AU10TIX has issued a stark warning about the accelerating threat of agentic AI and emerging quantum risk, declaring 2025 the “Year of Machine Deception” in a new global identity fraud report released today.
The special edition of Signals for 2026 details how identity fraud has evolved from isolated, repetitive attempts into adaptive, self-learning ecosystems powered by Fraud-as-a-Service and automated feedback loops. AU10TIX’s research shows that what once appeared as unrelated “repeaters” across platforms were actually early rehearsals for coordinated attacks designed to refine themselves over time.
As agentic AI systems become capable of independently iterating, improving and redeploying synthetic identities, the report argues that fraud is no longer a set of discrete events but a living, self-optimising system. AU10TIX says this marks a turning point for global digital risk, as machine-generated deception becomes faster, more scalable and increasingly difficult to detect with traditional methods.
To counter this, AU10TIX has developed an early-warning framework designed to identify the moment “truth begins to drift.” By analysing behavioural, biometric and metadata signals across billions of identity events, the system detects when small anomalies begin repeating across networks and forming a coherent pattern. The company reports a 97.5 per cent correlation between these early behavioural irregularities and confirmed fraud, demonstrating that what once looked like random noise is now a measurable precursor to coordinated attack activity.
“Fraud is no longer a static event; it’s a living signal moving through networks and devices,” said Yair Tal, CEO of AU10TIX. “Our mission is to protect customers not just by responding to attacks, but by anticipating them. Our early-warning system helps ensure their businesses stay one step ahead, detecting risk before truth starts to drift.”
The shift toward predictive assurance is already delivering tangible results. After AU10TIX introduced real-time anomaly scoring in April 2025, customers saw a 72 per cent reduction in selfie-injection deepfake attacks by August, marking a significant advance in combating machine-driven deception.

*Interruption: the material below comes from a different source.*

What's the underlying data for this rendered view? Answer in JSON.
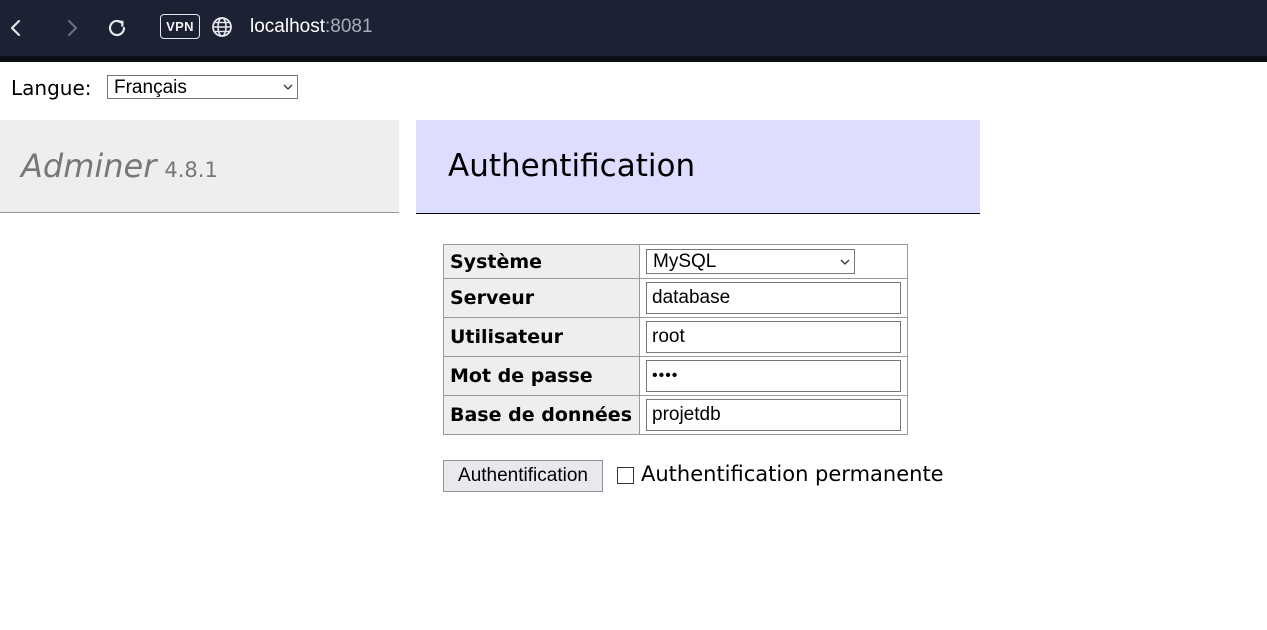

Looking ahead, the report identifies two major fronts shaping the 2026 threat landscape: the rise of agentic AI fraud engines capable of autonomously creating and adapting synthetic identities, and quantum risk, which threatens to undermine the mathematical foundations of current encryption standards.
In response, AU10TIX has launched a Predictive Resilience Framework that integrates anomaly intelligence with quantum-resilient cryptography across verification events. The model combines three interconnected layers — hash, encrypt and predict — to protect both the mechanics and mathematics of digital trust. Hashing secures signals against tampering, post-quantum-aligned encryption safeguards data from emerging decryption threats, and predictive analytics surface the earliest indicators of AI-driven or behavioural spoofing before attacks scale.
The report also highlights several leading indicators for 2026, including a projected 100 per cent increase in presentation spoofing, a 60.7 per cent rise in identity drift and a 36.4 per cent increase in credential replay attacks.
As machine-driven deception accelerates, AU10TIX says its predictive resilience architecture is positioned to help organisations stay ahead of threats that learn, adapt and evolve as quickly as the technologies they exploit.